This Lovely City
In 1948, the Empire Windrush arrived in Essex, London, carrying 492 Jamaican immigrants who were recruited by the British government to help rebuild the economy after WWII. In her debut novel, Louise Hare tells a fictional story about young love, prejudice, and home. Recent immigrant Lawrie Matthews works as a postman by day and a jazz musician by night. In between, he makes time to woo the girl next door. When Lawrie discovers something terrible on his way to work one day, he becomes the number one suspect, despite all evidence to the contrary. The community turns against him in a show of xenophobia and racism; his hopes seem all but dashed. His friends want to help but fear getting wrapped up in danger themselves, leaving it up to Lawrie's love interest to step in. Hare writes a mystery wrapped in a romance, with vibrant historical detail.
An atmospheric and utterly compelling debut novel about a Jamaican immigrant living in postwar London, This Lovely City shows that new arrivals have always been the prime suspects ― but that even in the face of anger and fear, there is always hope.
London, 1950. With the war over and London still rebuilding, jazz musician Lawrie Matthews has answered England’s call for labour. Arriving from Jamaica aboard the Empire Windrush, he’s rented a tiny room in south London and fallen in love with the girl next door.
Playing in Soho’s jazz clubs by night and pacing the streets as a postman by day, Lawrie has poured his heart into his new home ― and it’s alive with possibility. Until one morning, while crossing a misty common, he makes a terrible discovery.

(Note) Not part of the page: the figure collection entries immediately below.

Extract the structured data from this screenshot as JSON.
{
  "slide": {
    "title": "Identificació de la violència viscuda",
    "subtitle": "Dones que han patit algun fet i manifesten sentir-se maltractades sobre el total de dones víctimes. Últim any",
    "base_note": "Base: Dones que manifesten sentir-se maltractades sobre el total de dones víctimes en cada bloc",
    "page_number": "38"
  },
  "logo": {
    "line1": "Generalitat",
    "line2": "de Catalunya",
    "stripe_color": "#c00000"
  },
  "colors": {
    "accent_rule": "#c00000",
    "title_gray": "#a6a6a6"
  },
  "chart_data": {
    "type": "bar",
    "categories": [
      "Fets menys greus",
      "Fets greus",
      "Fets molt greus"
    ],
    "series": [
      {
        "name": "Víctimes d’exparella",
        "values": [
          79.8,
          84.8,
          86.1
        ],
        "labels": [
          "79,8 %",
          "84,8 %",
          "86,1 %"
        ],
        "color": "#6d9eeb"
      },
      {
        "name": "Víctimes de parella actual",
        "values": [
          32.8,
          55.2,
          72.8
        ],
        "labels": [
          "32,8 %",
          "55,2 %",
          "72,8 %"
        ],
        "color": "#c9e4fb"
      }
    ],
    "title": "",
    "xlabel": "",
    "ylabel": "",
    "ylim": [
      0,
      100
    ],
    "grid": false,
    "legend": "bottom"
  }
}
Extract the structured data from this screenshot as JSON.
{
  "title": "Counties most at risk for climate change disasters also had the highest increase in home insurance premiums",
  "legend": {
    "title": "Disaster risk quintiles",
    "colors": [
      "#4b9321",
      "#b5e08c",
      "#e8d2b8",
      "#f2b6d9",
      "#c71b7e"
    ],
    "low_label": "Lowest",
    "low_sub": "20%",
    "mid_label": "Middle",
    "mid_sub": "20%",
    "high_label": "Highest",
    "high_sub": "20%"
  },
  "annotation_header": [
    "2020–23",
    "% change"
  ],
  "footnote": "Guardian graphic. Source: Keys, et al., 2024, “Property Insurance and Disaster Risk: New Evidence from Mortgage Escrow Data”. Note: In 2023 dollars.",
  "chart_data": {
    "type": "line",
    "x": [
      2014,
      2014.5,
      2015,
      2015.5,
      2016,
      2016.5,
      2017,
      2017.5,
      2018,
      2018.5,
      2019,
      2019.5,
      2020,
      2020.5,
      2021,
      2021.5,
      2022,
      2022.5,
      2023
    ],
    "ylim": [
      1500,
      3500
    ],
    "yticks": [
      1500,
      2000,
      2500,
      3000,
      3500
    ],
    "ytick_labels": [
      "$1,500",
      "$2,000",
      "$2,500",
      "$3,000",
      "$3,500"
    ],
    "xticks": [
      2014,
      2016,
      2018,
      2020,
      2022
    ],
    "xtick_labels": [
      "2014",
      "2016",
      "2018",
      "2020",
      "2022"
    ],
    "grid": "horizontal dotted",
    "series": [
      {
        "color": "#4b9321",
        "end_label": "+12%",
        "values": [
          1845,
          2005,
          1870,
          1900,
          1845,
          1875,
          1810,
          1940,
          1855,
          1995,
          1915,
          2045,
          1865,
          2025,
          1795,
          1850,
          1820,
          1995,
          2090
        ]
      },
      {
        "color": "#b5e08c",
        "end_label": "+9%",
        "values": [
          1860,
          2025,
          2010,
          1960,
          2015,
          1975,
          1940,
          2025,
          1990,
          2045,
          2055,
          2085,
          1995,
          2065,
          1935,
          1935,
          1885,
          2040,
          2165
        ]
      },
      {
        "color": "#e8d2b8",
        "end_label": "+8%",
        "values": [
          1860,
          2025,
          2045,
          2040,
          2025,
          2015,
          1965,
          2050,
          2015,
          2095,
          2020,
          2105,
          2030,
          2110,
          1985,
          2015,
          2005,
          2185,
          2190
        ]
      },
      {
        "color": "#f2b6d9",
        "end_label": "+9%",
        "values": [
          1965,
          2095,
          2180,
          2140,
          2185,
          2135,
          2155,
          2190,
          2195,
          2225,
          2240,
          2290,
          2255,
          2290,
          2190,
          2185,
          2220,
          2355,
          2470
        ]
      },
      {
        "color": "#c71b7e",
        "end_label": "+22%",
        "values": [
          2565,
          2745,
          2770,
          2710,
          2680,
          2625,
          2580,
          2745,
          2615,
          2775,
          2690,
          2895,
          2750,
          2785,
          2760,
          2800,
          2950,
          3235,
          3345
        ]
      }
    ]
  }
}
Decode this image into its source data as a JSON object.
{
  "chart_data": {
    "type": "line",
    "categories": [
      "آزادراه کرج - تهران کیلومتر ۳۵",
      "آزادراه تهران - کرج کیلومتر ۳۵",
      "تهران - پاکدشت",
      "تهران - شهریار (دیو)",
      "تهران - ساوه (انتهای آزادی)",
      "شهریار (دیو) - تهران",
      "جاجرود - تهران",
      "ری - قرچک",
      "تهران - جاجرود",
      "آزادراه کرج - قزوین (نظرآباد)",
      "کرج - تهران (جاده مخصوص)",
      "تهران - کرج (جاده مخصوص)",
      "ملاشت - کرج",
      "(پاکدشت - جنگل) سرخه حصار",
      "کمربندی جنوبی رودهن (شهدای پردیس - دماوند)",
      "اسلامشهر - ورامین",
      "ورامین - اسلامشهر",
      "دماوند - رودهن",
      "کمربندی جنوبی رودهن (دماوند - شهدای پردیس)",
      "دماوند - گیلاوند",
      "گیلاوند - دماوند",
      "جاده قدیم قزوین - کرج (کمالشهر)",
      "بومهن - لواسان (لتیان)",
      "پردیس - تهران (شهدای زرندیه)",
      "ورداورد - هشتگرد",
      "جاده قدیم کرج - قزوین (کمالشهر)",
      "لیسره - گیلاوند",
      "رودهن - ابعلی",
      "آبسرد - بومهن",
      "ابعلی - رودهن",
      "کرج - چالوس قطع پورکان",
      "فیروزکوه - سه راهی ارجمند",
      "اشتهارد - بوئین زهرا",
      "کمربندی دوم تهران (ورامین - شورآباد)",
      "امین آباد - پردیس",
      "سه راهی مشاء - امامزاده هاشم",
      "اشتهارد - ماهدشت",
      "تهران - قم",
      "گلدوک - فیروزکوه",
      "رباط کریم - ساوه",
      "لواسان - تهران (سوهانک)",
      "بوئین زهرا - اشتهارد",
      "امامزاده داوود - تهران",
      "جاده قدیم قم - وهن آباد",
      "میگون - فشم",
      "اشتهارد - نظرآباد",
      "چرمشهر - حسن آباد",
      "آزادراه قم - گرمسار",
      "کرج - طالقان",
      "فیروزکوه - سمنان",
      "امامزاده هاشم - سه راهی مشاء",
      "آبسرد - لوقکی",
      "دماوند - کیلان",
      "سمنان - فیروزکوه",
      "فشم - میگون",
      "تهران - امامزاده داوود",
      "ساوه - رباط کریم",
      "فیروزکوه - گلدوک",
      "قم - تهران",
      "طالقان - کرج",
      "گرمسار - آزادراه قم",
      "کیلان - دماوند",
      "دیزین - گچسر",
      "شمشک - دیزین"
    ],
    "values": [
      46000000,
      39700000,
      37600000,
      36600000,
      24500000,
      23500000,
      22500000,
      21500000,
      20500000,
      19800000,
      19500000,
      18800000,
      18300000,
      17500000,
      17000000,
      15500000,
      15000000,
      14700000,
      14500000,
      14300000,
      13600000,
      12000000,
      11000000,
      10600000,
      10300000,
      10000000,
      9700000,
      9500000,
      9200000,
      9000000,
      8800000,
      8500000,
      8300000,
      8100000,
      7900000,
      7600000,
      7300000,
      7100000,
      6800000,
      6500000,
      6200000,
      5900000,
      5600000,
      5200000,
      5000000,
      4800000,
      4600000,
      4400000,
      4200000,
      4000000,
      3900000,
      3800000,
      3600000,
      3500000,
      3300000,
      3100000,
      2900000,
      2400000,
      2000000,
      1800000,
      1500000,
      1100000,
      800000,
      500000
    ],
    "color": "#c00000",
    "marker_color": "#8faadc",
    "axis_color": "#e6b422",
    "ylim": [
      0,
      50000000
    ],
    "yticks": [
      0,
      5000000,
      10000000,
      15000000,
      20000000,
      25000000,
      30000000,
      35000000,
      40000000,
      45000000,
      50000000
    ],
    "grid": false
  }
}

As the local community rallies, fingers of blame point at those who were recently welcomed with open arms. And before long, London’s newest arrivals become the prime suspects in a tragedy that threatens to tear the city apart. Immersive, poignant, and utterly compelling, Louise Hare’s debut examines the complexities of love and belonging, and teaches us that even in the face of anger and fear, there is always hope.